Лицо кипело и пульсировало от пощечин жены. Из этого им уже не вернуться.
Наконец, его разум наполнило воспоминание о маленькой Грейси, и Том мгновенно понял, что окончательно покинут. Только тогда, после долгих часов, проведенных в тоске, тревоге, раскаянии и страхе, вернулась его ярость.
43
Один только вид соседского дома натягивает его нервы, как струны рояля. И вызывает желание блевать.
В доме Мутов не видно ни одного лучика света. Том представляет, как обитатели отступают глубже, разглядев, возможно, перед домом страшный бледный лик ненависти. И все же Том интуитивно чувствует, что такие мелочные собственники будут довольны выигрышем в этом раунде. Темный дом, кажется, гудит от садистского довольства, словно какая-то адская электростанция. Психопаты чувствуют себя в безопасности, понимая, что никакая власть не сможет расследовать их преступления.
Том наклоняется. Поднимает с границы между участками камень. Взвешивает в руке. Слишком тяжелый для небрежного броска. Нужно основательно размахнуться.
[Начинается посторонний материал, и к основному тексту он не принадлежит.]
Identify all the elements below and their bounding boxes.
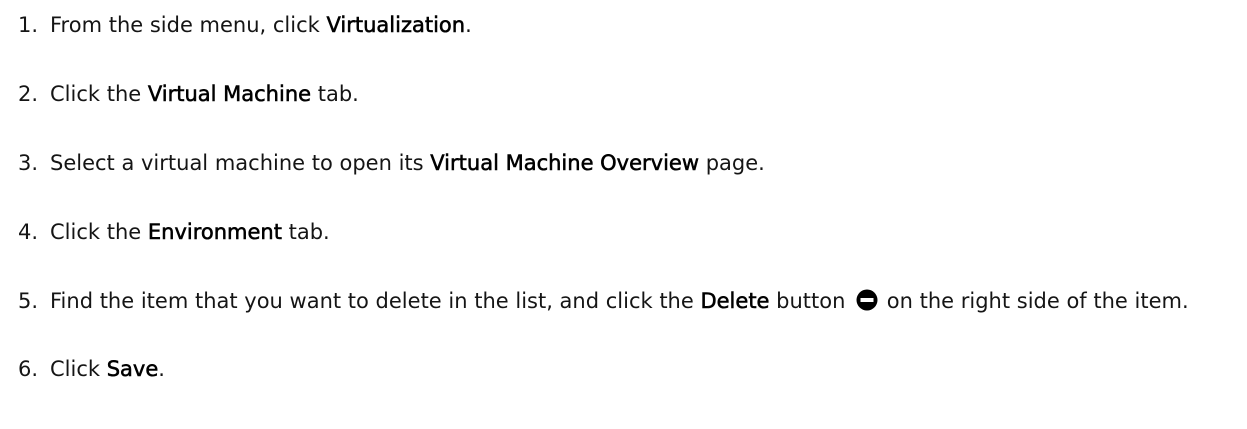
step-text: Find the item that you want to delete in… [50,289,701,313]
step-number: 4. [18,220,39,244]
step-number: 1. [18,13,39,37]
step-emphasis: Delete [700,289,770,314]
step-number: 5. [18,289,39,313]
step-number: 3. [18,151,39,175]
step-text: From the side menu, click [50,13,327,37]
step-text-end: tab. [311,82,359,106]
step-number: 2. [18,82,39,106]
step-text: Click [50,357,107,381]
step-2: 2. Click the Virtual Machine tab. [0,77,1223,111]
step-emphasis: Virtualization [326,13,466,38]
step-emphasis: Environment [147,220,283,245]
procedure-page: 1. From the side menu, click Virtualizati… [0,8,1247,429]
step-emphasis: Virtual Machine [147,82,312,107]
step-emphasis: Virtual Machine Overview [430,151,700,176]
step-4: 4. Click the Environment tab. [0,215,1223,249]
step-6: 6. Click Save. [0,352,1223,386]
step-text: Select a virtual machine to open its [50,151,431,175]
step-text: Click the [50,220,148,244]
step-text-middle: button [769,289,853,313]
step-text-end: on the right side of the item. [880,289,1189,313]
step-text: Click the [50,82,148,106]
step-text-end: page. [699,151,765,175]
step-emphasis: Save [106,357,159,382]
step-text-end: tab. [281,220,330,244]
procedure-steps: 1. From the side menu, click Virtualizati… [0,8,1223,386]
step-3: 3. Select a virtual machine to open its V… [0,146,1223,180]
step-1: 1. From the side menu, click Virtualizati… [0,8,1223,42]
step-number: 6. [18,357,39,381]
step-5: 5. Find the item that you want to delete … [0,284,1223,318]
step-text-end: . [465,13,472,37]
step-text-end: . [158,357,165,381]
minus-circle-icon [856,287,878,311]
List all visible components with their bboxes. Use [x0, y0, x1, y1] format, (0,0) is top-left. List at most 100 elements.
Швырнуть. И, не позволяя посторонним мыслям вмешаться в то, чего требует ярость, он бросает камень во входную дверь Мутов.
Снаряд попадает в цель, раздается глубокий, деревянный стук.
Том безумно хохочет, запрокинув голову в усеянное звездами небо, в затаивший дыхание холодный полог.
– Я знаю о вас! Знаю, кто вы такие! Извращенцы, злобные ублюдки! Я покончу с вами, мать вашу! Сожгу вас на хрен! Слышите, вы, старые морщинистые мошенники?! Уйти – значит уйти,[8] а? Этого вы хотите? Я не уйду. Я останусь! Вы уйдете первыми. Я клянусь. Уроды. Черт!
Спотыкаясь, он бредет по подъездной дорожке, погружаясь в глубокое молчание. Едва стихла его напыщенная речь, напряженная тишина перед запертыми дверями и пустыми окнами угнетает, пробирает до мурашек. Пока воздух не пронзает крик совы, предъявляющей свои права на ночь, сквозь которую способен глядеть только хищник.
Сова. Совы, единороги и пингвины. Любимцы Грейси.
Том падает на колени. Теперь он рыдает. От дующего с запада ветра стынут слезы. Холод зажимает нос.
Том устало поднимается на ноги. «Куда мне идти?» В разрушенный дом с кровью дочки на пороге? В больницу, где он никому не нужен и не способен ни на что, кроме как причинить еще больше вреда?